— Enfin, de qui s’agit-il donc? demanda Monck, qui commençait à s’impatienter.

— Il s’agit du roi, qui jamais ne retiendra sa langue.

— Eh bien! quand il parlerait, au bout du compte? dit Monck en balbutiant.

— Milord, reprit d’Artagnan, ne dissimulez pas, je vous en supplie, avec un homme qui parle aussi franchement que je le fais. Vous avez le droit de hérisser votre susceptibilité, si bénigne qu’elle soit. Que diable! ce n’est pas la place d’un homme sérieux comme vous, d’un homme qui joue avec des couronnes et des sceptres comme un bohémien avec des boules; ce n’est pas la place d’un homme sérieux, disais-je, que d’être enfermé dans une boîte, ainsi qu’un objet curieux d’histoire naturelle; car enfin, vous comprenez, ce serait pour faire crever de rire tous vos ennemis, et vous êtes si grand, si noble, si généreux, que vous devez en avoir beaucoup. Ce secret pourrait faire crever de rire la moitié du genre humain si l’on vous représentait dans cette boîte. Or, il n’est pas décent que l’on rie ainsi du second personnage de ce royaume.

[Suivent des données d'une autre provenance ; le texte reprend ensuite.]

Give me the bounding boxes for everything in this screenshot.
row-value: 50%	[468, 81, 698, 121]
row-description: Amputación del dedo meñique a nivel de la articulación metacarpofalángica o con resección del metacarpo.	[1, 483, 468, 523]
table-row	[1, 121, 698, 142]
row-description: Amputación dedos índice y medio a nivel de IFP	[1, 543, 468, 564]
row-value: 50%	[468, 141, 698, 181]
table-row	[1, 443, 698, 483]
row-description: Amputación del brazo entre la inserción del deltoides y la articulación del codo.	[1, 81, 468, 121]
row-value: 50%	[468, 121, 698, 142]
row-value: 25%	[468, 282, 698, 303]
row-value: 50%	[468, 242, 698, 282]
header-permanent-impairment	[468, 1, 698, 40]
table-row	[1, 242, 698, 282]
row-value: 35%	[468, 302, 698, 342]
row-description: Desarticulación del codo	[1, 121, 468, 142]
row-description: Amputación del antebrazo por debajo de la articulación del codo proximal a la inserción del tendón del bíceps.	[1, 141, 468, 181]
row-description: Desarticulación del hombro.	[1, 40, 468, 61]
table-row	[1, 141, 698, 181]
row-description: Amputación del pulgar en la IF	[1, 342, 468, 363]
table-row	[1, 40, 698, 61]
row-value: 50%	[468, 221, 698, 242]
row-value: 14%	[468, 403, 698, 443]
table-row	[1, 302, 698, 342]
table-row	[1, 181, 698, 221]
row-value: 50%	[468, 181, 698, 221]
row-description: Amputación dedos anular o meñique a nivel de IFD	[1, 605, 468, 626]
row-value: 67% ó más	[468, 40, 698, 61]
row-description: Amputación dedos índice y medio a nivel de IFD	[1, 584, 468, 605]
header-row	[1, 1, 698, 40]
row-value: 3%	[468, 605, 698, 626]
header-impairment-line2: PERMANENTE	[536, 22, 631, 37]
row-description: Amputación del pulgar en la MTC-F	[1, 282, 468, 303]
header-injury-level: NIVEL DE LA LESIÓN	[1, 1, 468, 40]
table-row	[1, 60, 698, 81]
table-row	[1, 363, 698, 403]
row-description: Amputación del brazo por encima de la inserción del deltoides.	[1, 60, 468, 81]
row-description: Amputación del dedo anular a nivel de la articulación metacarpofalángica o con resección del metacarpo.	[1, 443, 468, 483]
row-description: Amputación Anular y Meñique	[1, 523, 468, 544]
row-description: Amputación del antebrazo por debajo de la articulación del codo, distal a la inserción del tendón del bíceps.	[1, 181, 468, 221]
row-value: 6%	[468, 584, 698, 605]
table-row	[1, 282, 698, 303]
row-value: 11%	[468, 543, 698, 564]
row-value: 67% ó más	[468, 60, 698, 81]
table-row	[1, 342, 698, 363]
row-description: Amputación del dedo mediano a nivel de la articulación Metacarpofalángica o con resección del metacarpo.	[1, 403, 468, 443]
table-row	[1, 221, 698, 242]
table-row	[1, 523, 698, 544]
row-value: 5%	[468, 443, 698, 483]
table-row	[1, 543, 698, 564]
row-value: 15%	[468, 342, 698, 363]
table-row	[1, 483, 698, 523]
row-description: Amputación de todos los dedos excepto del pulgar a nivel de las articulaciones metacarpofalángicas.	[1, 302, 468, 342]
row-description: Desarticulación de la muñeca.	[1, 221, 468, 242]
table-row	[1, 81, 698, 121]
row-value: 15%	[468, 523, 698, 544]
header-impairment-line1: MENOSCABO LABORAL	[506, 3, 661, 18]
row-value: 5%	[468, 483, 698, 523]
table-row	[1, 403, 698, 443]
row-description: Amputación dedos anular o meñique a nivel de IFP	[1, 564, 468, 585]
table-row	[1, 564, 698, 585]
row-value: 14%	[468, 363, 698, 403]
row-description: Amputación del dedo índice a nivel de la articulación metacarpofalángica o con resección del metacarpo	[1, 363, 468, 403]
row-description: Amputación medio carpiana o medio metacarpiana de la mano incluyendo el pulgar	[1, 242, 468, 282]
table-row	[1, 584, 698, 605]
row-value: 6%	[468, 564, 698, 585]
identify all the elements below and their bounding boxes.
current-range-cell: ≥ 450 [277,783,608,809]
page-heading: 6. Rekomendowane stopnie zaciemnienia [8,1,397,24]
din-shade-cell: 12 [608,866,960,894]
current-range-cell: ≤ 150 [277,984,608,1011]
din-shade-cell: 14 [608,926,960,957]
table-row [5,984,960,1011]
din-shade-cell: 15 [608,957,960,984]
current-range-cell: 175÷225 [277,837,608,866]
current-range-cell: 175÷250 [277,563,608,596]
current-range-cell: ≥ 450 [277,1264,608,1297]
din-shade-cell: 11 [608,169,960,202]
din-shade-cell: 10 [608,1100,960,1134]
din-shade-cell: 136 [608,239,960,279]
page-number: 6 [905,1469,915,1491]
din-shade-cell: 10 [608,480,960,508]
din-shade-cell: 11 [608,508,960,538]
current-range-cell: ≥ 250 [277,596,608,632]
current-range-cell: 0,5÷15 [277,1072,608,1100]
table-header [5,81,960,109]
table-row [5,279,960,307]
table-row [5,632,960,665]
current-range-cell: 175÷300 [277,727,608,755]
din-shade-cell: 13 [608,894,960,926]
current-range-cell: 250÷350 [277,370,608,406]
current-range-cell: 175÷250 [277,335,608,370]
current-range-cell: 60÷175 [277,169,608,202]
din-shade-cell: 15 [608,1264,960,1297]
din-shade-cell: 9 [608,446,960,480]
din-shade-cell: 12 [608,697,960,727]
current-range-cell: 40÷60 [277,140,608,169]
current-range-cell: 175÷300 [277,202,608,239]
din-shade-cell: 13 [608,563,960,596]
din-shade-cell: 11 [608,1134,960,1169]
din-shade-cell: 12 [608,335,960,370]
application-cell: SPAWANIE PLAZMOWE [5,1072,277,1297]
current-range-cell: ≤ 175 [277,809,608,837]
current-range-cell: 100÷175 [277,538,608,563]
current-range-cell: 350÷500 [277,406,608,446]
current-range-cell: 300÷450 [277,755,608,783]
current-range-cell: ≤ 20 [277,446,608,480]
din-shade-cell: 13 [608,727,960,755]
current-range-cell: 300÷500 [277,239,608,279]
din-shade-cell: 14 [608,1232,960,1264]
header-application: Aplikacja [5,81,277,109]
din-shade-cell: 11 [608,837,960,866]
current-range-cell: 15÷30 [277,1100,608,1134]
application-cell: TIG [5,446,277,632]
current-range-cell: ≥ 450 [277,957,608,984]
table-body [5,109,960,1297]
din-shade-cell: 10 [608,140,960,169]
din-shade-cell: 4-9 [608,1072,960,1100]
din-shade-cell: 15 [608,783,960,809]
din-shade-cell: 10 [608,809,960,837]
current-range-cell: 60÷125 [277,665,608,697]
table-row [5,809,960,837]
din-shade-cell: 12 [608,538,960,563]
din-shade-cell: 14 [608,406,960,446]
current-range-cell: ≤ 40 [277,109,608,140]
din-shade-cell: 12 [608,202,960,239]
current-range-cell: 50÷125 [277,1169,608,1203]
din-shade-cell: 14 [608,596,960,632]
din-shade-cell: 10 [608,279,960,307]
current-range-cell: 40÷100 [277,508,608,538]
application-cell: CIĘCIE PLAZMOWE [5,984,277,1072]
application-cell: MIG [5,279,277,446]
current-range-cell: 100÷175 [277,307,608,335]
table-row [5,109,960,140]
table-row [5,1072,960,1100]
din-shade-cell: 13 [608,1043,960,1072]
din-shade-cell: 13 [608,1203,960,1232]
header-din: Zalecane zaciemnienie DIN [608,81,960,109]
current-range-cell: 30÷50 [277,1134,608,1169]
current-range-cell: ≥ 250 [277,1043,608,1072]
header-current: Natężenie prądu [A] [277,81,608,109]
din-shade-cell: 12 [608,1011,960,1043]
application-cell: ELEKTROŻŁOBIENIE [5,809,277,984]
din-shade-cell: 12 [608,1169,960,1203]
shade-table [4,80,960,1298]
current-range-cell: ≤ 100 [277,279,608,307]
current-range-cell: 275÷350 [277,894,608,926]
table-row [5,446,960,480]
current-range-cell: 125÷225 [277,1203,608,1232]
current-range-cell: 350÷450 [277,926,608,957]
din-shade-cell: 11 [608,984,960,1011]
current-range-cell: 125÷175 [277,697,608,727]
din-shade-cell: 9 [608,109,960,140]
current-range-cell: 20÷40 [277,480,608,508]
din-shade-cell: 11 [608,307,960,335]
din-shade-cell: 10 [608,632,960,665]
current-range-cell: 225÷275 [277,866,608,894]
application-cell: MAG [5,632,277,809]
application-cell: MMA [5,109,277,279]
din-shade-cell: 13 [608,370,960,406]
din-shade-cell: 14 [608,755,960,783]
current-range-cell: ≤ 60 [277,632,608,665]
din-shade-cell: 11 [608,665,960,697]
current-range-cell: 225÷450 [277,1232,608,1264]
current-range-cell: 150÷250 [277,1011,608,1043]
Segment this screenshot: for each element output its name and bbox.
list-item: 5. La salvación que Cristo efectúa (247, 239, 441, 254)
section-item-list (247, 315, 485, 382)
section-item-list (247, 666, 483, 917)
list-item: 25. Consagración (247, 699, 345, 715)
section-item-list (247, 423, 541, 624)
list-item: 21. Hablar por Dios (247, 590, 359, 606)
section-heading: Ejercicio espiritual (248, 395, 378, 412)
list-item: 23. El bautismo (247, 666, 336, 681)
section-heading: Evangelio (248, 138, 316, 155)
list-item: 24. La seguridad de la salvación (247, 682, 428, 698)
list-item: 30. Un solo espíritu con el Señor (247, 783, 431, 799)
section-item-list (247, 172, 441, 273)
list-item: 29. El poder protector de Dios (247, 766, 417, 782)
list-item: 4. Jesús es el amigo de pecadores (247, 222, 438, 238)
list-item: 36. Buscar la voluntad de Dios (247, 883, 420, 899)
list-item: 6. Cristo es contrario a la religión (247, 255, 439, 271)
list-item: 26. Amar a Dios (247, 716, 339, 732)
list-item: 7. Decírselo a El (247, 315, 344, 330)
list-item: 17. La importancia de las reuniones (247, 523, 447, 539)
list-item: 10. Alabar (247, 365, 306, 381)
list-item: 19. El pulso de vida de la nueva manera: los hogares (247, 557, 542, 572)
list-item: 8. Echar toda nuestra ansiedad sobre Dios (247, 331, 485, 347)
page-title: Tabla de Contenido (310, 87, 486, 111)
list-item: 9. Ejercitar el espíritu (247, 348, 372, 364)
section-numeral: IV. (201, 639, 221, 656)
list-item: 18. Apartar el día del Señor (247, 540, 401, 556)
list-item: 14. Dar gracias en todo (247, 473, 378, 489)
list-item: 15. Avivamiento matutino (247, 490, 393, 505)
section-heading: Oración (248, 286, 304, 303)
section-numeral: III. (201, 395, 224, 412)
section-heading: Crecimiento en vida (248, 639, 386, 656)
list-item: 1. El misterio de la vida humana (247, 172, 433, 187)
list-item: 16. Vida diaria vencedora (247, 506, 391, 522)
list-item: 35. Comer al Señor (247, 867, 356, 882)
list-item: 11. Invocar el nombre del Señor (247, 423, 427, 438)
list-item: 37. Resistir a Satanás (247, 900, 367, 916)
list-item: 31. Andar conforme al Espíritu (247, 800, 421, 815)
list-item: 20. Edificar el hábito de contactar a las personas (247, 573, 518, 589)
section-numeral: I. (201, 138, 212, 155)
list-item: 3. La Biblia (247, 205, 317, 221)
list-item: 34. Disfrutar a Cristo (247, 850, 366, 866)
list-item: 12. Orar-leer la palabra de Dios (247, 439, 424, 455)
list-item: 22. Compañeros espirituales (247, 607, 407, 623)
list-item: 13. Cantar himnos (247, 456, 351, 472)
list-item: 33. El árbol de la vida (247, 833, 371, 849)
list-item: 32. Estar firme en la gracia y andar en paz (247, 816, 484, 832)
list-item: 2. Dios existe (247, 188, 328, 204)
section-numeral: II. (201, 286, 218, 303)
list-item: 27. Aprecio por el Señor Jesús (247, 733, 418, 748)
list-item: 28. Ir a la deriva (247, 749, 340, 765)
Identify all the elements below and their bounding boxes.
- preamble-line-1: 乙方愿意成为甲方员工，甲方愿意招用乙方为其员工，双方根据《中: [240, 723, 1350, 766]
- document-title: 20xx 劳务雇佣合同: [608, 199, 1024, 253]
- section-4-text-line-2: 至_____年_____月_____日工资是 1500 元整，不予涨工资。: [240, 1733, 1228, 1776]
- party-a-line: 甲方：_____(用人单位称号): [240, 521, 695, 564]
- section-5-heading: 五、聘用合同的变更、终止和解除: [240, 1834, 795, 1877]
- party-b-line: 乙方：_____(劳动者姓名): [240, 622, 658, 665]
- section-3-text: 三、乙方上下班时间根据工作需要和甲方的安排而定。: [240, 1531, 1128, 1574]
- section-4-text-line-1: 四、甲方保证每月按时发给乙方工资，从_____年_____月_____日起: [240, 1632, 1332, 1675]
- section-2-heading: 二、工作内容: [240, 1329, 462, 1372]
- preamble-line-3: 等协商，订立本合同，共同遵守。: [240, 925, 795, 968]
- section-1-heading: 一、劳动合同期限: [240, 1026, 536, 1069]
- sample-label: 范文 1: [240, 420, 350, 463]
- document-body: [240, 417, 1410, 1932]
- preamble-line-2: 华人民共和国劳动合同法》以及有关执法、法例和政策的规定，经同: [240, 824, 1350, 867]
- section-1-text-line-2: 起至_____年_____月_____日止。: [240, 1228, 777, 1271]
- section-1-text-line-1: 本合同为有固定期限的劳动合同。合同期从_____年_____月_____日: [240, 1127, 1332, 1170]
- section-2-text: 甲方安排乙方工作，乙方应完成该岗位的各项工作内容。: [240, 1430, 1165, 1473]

Monck perdit tout à fait contenance à l’idée de se voir représenté dans sa boîte.

Le ridicule, comme l’avait judicieusement prévu d’Artagnan, faisait sur lui ce que ni les hasards de la guerre, ni les désirs de l’ambition, ni la crainte de la mort n’avaient pu faire.

«Bon! pensa le Gascon, il a peur; je suis sauvé.»

— Oh! quant au roi, dit Monck, ne craignez rien, cher monsieur d’Artagnan, le roi ne plaisantera pas avec Monck, je vous jure!

L’éclair de ses yeux fut intercepté au passage par d’Artagnan. Monck se radoucit aussitôt.

— Le roi, continua-t-il, est d’un trop noble naturel, le roi a un cœur trop haut placé pour vouloir du mal à qui lui fait du bien.